Roman Polanski est toujours en détention en Suisse après son arrestation samedi 26 septembre en vertu d'un mandat d'arrêt américain pour une affaire de mœurs avec une mineure remontant à 1977. Le cinéaste a refusé hier lundi d'être extradé vers les Etats-Unis. Le procureur de Los Angeles, qui veut demander l'extradition, dispose de 40 jours pour cela. De leur côté, les avocats du réalisateur ont entrepris des démarches pour demander sa remise en liberté immédiate, éventuellement sous conditions. Cela signifie qu'il pourrait être remis en liberté mais astreint à résidence en Suisse, le temps de la procédure d'extradition qui peut être longue.

« En fuite » depuis 1978

Arrêté en 1977 à Los Angeles pour des « relations sexuelles illégales » avec une mineure de 13 ans, le cinéaste avait alors plaidé coupable. En vertu de l'accord judiciaire, il aurait été condamné à 42 jours de prison, qu'il avait déjà purgés. Mais Polanski n'a pas attendu le prononcé de la peine, persuadé que le juge, décédé depuis, s'apprêtait à modifier les termes de l'accord et à l'envoyer de nombreuses années derrière les barreaux. Il a pris la fuite en France en 1978 et n'a plus jamais remis les pieds aux Etats-Unis.

« Polanski n'est pas un danger pour la société »

Le réalisateur franco-polonais a reçu la visite de ses avocats français et suisse, et de son épouse l'actrice française Emmanuelle Seigner hier lundi. Ils l'ont décrit choqué mais combatif. L'un d'eux, Maître Hervé Temime, dénonce un « acharnement », une situation « ubuesque » et « injuste » pour son client : « l'extradition est demandée 32 ans après les faits. 32 ans pendant lesquels le moins qu'on puisse dire c'est que Roman Polanski n'a pas manifesté qu'il était un danger pour la société. Depuis une vingtaine d'années, on sait que la victime supposée s'est désistée de toute demande. Et aujourd'hui, elle ne souhaite plus qu'une chose, c'est qu'il n'y ait plus de poursuite contre Roman Polanski. Et par rapport au droit suisse, cette affaire concerne des faits qui sont prescrits. »

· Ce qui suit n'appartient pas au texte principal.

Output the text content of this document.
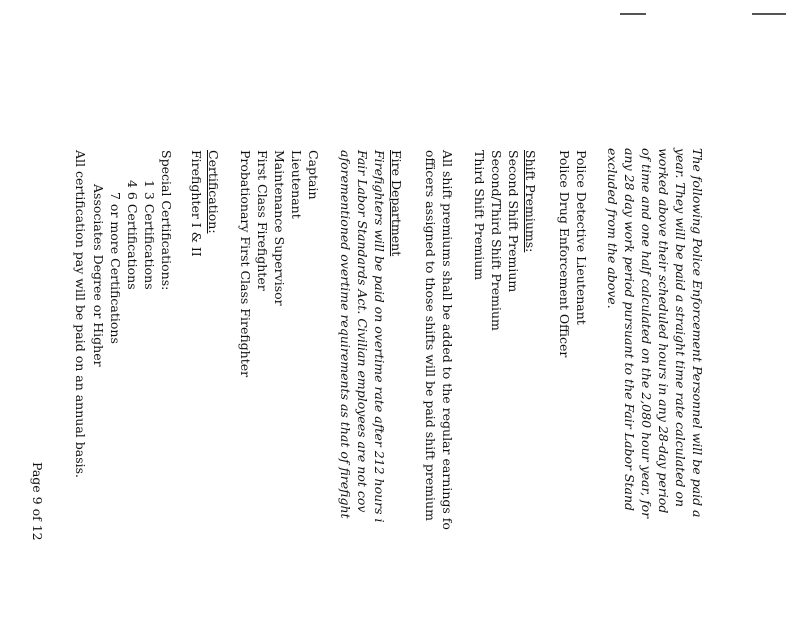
The following Police Enforcement Personnel will be paid a
year. They will be paid a straight time rate calculated on
worked above their scheduled hours in any 28-day period
of time and one half calculated on the 2,080 hour year, for
any 28 day work period pursuant to the Fair Labor Stand
excluded from the above.
Police Detective Lieutenant
Police Drug Enforcement Officer
Shift Premiums:
Second Shift Premium
Second/Third Shift Premium
Third Shift Premium
All shift premiums shall be added to the regular earnings fo
officers assigned to those shifts will be paid shift premium
Fire Department
Firefighters will be paid on overtime rate after 212 hours i
Fair Labor Standards Act. Civilian employees are not cov
aforementioned overtime requirements as that of firefight
Captain
Lieutenant
Maintenance Supervisor
First Class Firefighter
Probationary First Class Firefighter
Certification:
Firefighter I & II
Special Certifications:
1 3 Certifications
4 6 Certifications
7 or more Certifications
Associates Degree or Higher
All certification pay will be paid on an annual basis.
Page 9 of 12
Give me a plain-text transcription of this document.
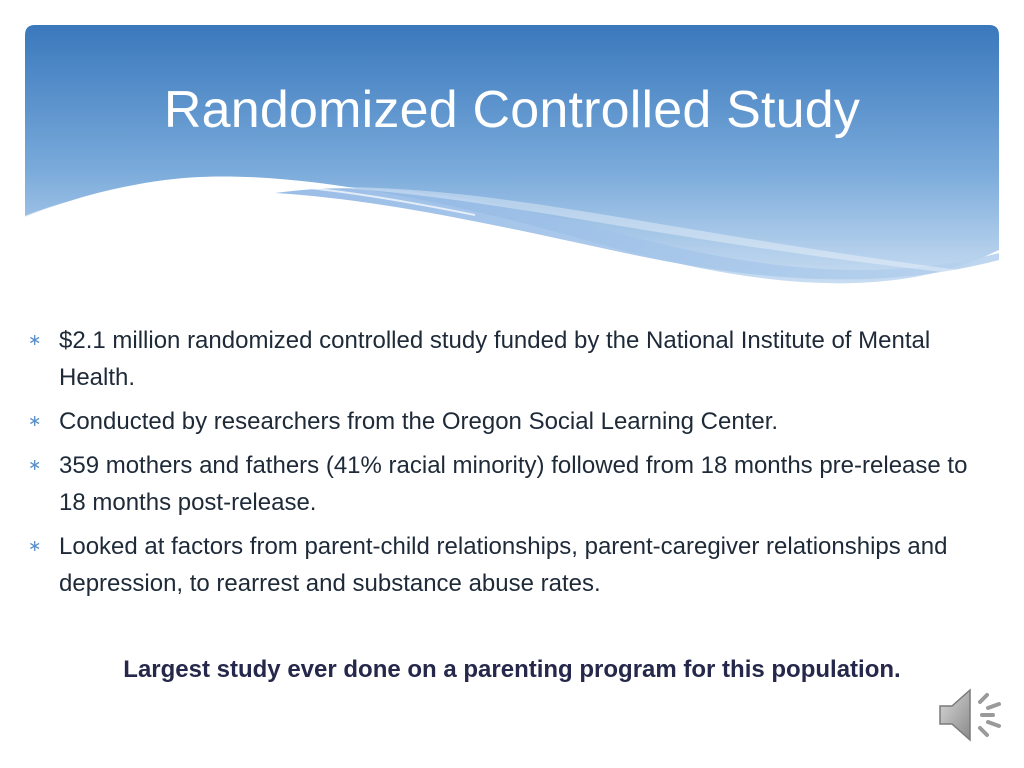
Randomized Controlled Study
∗ $2.1 million randomized controlled study funded by the National Institute of Mental Health.
∗ Conducted by researchers from the Oregon Social Learning Center.
∗ 359 mothers and fathers (41% racial minority) followed from 18 months pre-release to 18 months post-release.
∗ Looked at factors from parent-child relationships, parent-caregiver relationships and depression, to rearrest and substance abuse rates.
Largest study ever done on a parenting program for this population.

« Soutien sans faille » de Jack Lang & Co

Après Bernard Kouchner et Frédéric Mitterrand, l'ancien ministre de la Culture Jack Lang a apporté ce matin son « soutien sans faille » à Roman Polanski : « Parce que, explique-t-il, les faits remontent à plus de 30 ans - il y a donc prescription -, et la jeune femme a retiré sa plainte et demande l'indulgence. »
S'interrogeant sur le fait que cette affaire ressurgisse tout à coup aujourd'hui, « avec cette brutalité, alors que Polanski va souvent en Suisse [ndlr, il y possède en effet une maison] », Jack Lang poursuit : « C'est déjà arrivé que tel magistrat ait envie de "se payer" une personnalité. Mais c'est vraiment très étrange que ça tombe maintenant, pourquoi ? Depuis 30 ans, jamais il n'a fait l'objet d'une telle mesure. Je ne comprends pas. » Et Jack Lang d'avancer une hypothèse : « Roman Polanski paye aujourd'hui le prix des excès du formalisme du système juridictionnel américain, qui est parfois comme une sorte de machine infernale, qui se met en mouvement, inexorablement, aveuglément, et qui, même si le temps a passé, continue sa marche. »

« La justice américaine aurait pu le rattraper plus tôt... »

Quelque peu choquée par la mobilisation culturelle et diplomatique autour de Roman Polanski, Brigitte Bancel-Cabiac, présidente de L'enfant Bleu, enfance maltraitée dénonce « un amalgame » : « Tout ce tapage médiatique m'étonne. Est-il normal qu'un homme de plus de 40 ans ait des relations sexuelles avec une jeune enfant de 13 ans ? Je pense qu'on fait un amalgame : ce monsieur est sans aucun doute un réalisateur très talentueux, c'est néanmoins un homme. Et à ce titre-là, il est soumis à toutes les règles sociales, sociétales de notre monde actuel. » Soulignant à nouveau la notoriété du réalisateur, elle tempère : « Je pense que la justice américaine avait les moyens de le rattraper plus tôt. Donc on peut s'étonner qu'on ait mis autant de temps pour le faire... »

Son arrestation précipitée par ses avocats ?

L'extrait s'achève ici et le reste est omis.